他的儿子梅赫兰告诉我,“我父亲在每个选举周期投票,促进积极参与,强烈反对战争和制裁,真心关心伊朗及其环境和人民”。他补充说,“他的学生,同事,学者和朋友都知道他的确切立场”。
 
我也知道赛义德·埃玛米有多关心他的国家。他曾就美国和欧盟针对德黑兰的制裁进行了几次批评性对话,他认为这种做法“无益且不合理”。此外,他最近在2017年3月公开谈到了针对伊朗的外国威胁,强调必须提高伊朗的“防御能力”,以阻止可能采取的军事行动。但当安全部队决定他是“间谍”时,赛义德·埃玛米的爱国主义证明不足以挽救他的生命。
 
替罪羊学者
 
在某些情况下,某些伊朗学者作为“间谍”的品牌化甚至不是基于他们对该国领导层所认识到的意识形态差异。

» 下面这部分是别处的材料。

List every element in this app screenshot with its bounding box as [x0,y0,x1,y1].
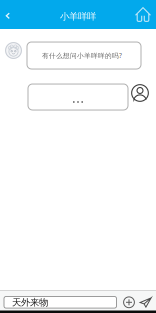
button[interactable]: Send [139,296,152,309]
staticText: 天外来物 [12,297,48,308]
button[interactable]: Back [0,0,14,29]
staticText: 有什么想问小羊咩咩的吗? [42,51,122,60]
staticText: 小羊咩咩 [60,11,96,22]
button[interactable]: Add [122,296,136,309]
button[interactable]: Home [133,0,153,29]
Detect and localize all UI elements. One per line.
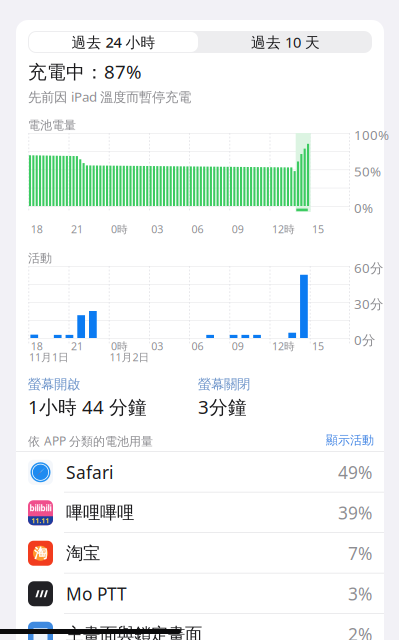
button[interactable]: bilibili — [16, 492, 384, 533]
button[interactable]: 過去 10 天 — [200, 31, 371, 53]
staticText: 0時 — [111, 339, 128, 353]
staticText: 39% — [338, 501, 372, 524]
button[interactable]: 淘 — [16, 533, 384, 574]
button[interactable]: 過去 24 小時 — [28, 31, 199, 53]
staticText: 淘宝 — [66, 543, 100, 564]
staticText: 09 — [232, 339, 244, 353]
staticText: 螢幕關閉 — [198, 376, 250, 392]
staticText: 0時 — [111, 222, 128, 236]
staticText: 7% — [348, 542, 372, 565]
staticText: 15 — [312, 222, 324, 236]
staticText: 30分 — [354, 295, 383, 313]
staticText: 依 APP 分類的電池用量 — [28, 433, 153, 449]
staticText: 50% — [354, 162, 381, 180]
staticText: 18 — [31, 339, 43, 353]
staticText: 3% — [348, 582, 372, 605]
staticText: 過去 24 小時 — [72, 32, 156, 52]
staticText: 49% — [338, 461, 372, 484]
staticText: 15 — [312, 339, 324, 353]
staticText: Mo PTT — [66, 582, 127, 605]
staticText: 11月1日 — [29, 350, 69, 364]
staticText: 1小時 44 分鐘 — [28, 394, 147, 419]
staticText: 100% — [354, 126, 389, 144]
staticText: 充電中：87% — [28, 59, 142, 84]
staticText: 嗶哩嗶哩 — [66, 502, 134, 523]
staticText: 21 — [71, 222, 83, 236]
staticText: 06 — [192, 222, 204, 236]
staticText: 18 — [31, 222, 43, 236]
staticText: 0% — [354, 199, 373, 217]
button[interactable]: 顯示活動 — [326, 433, 374, 448]
staticText: 顯示活動 — [326, 433, 374, 448]
button[interactable]: Mo PTT — [16, 574, 384, 614]
staticText: 螢幕開啟 — [28, 376, 80, 392]
staticText: 60分 — [354, 259, 383, 277]
staticText: Safari — [66, 461, 113, 484]
staticText: 主畫面與鎖定畫面 — [66, 624, 202, 640]
staticText: 過去 10 天 — [251, 32, 320, 52]
button[interactable]: 主畫面與鎖定畫面 — [16, 614, 384, 640]
staticText: 09 — [232, 222, 244, 236]
staticText: 活動 — [28, 251, 52, 266]
staticText: 0分 — [354, 331, 375, 349]
staticText: 03 — [151, 222, 163, 236]
staticText: 11月2日 — [109, 350, 149, 364]
staticText: 3分鐘 — [198, 394, 247, 419]
staticText: 淘 — [34, 545, 47, 562]
staticText: 21 — [71, 339, 83, 353]
staticText: bilibili — [30, 503, 52, 514]
staticText: 06 — [192, 339, 204, 353]
staticText: 先前因 iPad 溫度而暫停充電 — [28, 88, 191, 106]
staticText: 11.11 — [32, 516, 50, 525]
staticText: 12時 — [272, 222, 295, 236]
staticText: 12時 — [272, 339, 295, 353]
button[interactable]: Safari — [16, 452, 384, 492]
staticText: 2% — [348, 623, 372, 640]
staticText: 電池電量 — [28, 118, 76, 133]
staticText: 03 — [151, 339, 163, 353]
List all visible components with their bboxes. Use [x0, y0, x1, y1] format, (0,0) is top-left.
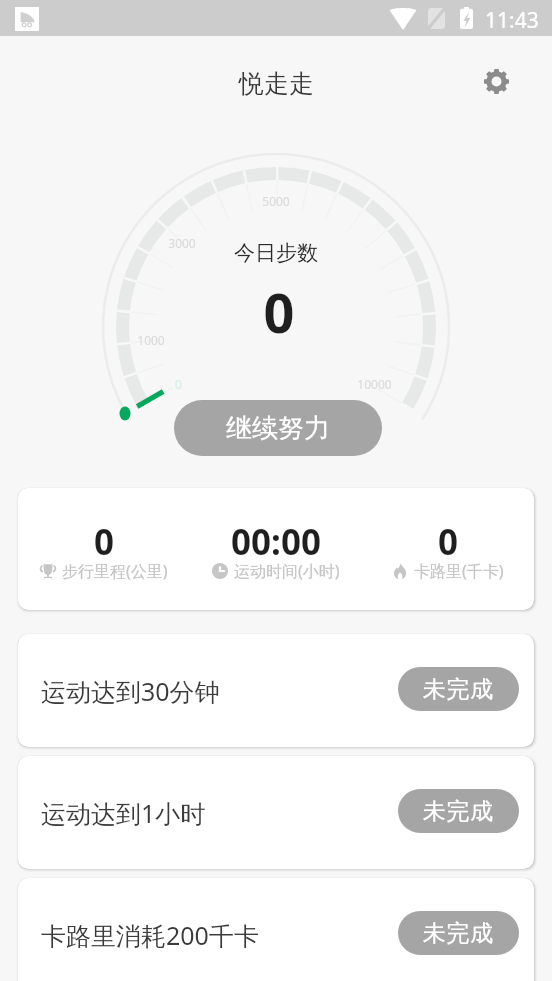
button[interactable]: 0: [18, 488, 534, 610]
staticText: 运动达到30分钟: [41, 674, 220, 708]
staticText: 0: [175, 376, 182, 392]
staticText: 今日步数: [0, 240, 552, 266]
staticText: 1000: [137, 332, 165, 348]
staticText: 3000: [168, 235, 196, 251]
staticText: 0: [3, 275, 552, 349]
staticText: 卡路里消耗200千卡: [41, 918, 259, 952]
staticText: 运动时间(小时): [234, 560, 340, 582]
button[interactable]: 卡路里消耗200千卡: [18, 878, 534, 981]
staticText: 未完成: [423, 919, 494, 948]
button[interactable]: 未完成: [398, 667, 519, 711]
staticText: 悦走走: [239, 68, 314, 99]
staticText: 步行里程(公里): [62, 560, 168, 582]
button[interactable]: 继续努力: [174, 400, 382, 456]
button[interactable]: 运动达到1小时: [18, 756, 534, 869]
button[interactable]: 未完成: [398, 789, 519, 833]
staticText: 未完成: [423, 797, 494, 826]
button[interactable]: 未完成: [398, 911, 519, 955]
staticText: 未完成: [423, 675, 494, 704]
staticText: 0: [94, 518, 115, 566]
staticText: 运动达到1小时: [41, 796, 206, 830]
staticText: 5000: [262, 193, 290, 209]
button[interactable]: Settings: [483, 68, 510, 95]
staticText: 卡路里(千卡): [414, 560, 504, 582]
staticText: 继续努力: [226, 412, 330, 445]
button[interactable]: 运动达到30分钟: [18, 634, 534, 747]
staticText: 10000: [357, 376, 392, 392]
staticText: 11:43: [485, 6, 539, 35]
staticText: 0: [438, 518, 459, 566]
staticText: 00:00: [231, 518, 321, 566]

有时,伊朗安全机构似乎使用无辜的学者作为替罪羊来掩盖其自身的安全失败。众所周知,他们还指责那些拒绝成为德黑兰间谍的学者是敌人的间谍。
 
艾哈迈德·雷扎·贾拉利是斯洛伐克卡罗林斯卡学院的一名伊朗—瑞典医生,他于2016年4月被捕,尔后因涉及为以色列从事间谍活动而被判处死刑,可以说这是一个例子。
 
2017年12月,伊朗国家电视台播出了一份报告,其中曾为伊朗国防部项目工作的贾拉利承认向外国情报部门传递伊朗核科学家的相关信息。他的家人,支持者和一些国际非政府组织认为贾拉利被迫读出供词。后来,贾拉利本人在埃文监狱内传出录音,否认逼供说法。
 
他的妻子认为,该国正在利用她的丈夫作为替罪羊来掩盖其安全工作失败,这使得摩萨德在2010年至2012年期间暗杀了几位高级核科学家。
 
“该国使一名无辜者成为牺牲品,将其定为犯罪分子,以证明导致暗杀核科学家的安全漏洞和情报失误,”她告诉我,“所谓间谍活动的时机甚至在逻辑上都无法对应那些暗杀事件。”
 
她补充说,该国判处她丈夫死刑,旨在“恐吓与国家组织合作的其他研究人员完全服从”。 2017年底,贾拉利在监狱写的一封信中称,他在拒绝为伊朗情报部门从事间谍活动后被判入狱。
 
贾拉利并不是唯一一个声称自己因拒绝为伊朗情报工作而入狱的科学家。比利时列日大学的伊朗金融博士生哈米德·巴巴伊也声称,他因拒绝成为伊朗情报部的线人而被判入狱。 2013年12月,他因涉嫌“与敌对政府沟通,违反国家安全”而被判处6年徒刑。
 
过去几年因涉嫌“间谍”,“渗透”或“软颠覆”而成为攻击目标的其他外国或双重国籍伊朗专家包括伦敦帝国理工学院数学教授阿巴斯·爱达拉特;德克萨斯大学的激光物理学家奥米德·科卡比;医生和国际知名艾滋病专家卡米阿尔和阿拉什·阿拉依;伍德罗威尔逊中心前中东项目主任哈雷赫·埃斯凡迪阿里;伊朗—加拿大人类学家荷马·胡德法尔;伊朗裔美国城市规划学者吉安·塔基巴克什和伊朗—加拿大哲学家拉敏·加汉贝格卢。
 
伊朗机构正在开展针对外国学术界的学术活动,这反映了其不断扩大的威胁感和日益增长的不安全感。在国家内部压力越来越大,国家内部分歧加剧的情况下,伊朗安全部队正在制造“间谍”,这不仅是要为自己的失败辩解,而且要平息他们对基于科学的观点的担忧,这些观点可能挑战并可能破坏该国政治和意识形态的支柱。
 
查沃什和沙瓦兹并不是伊朗反“渗透”妄想运动的第一个受害者,除非我们目睹伊朗核心的一些根本变化,否则他们也不可能是最后一个。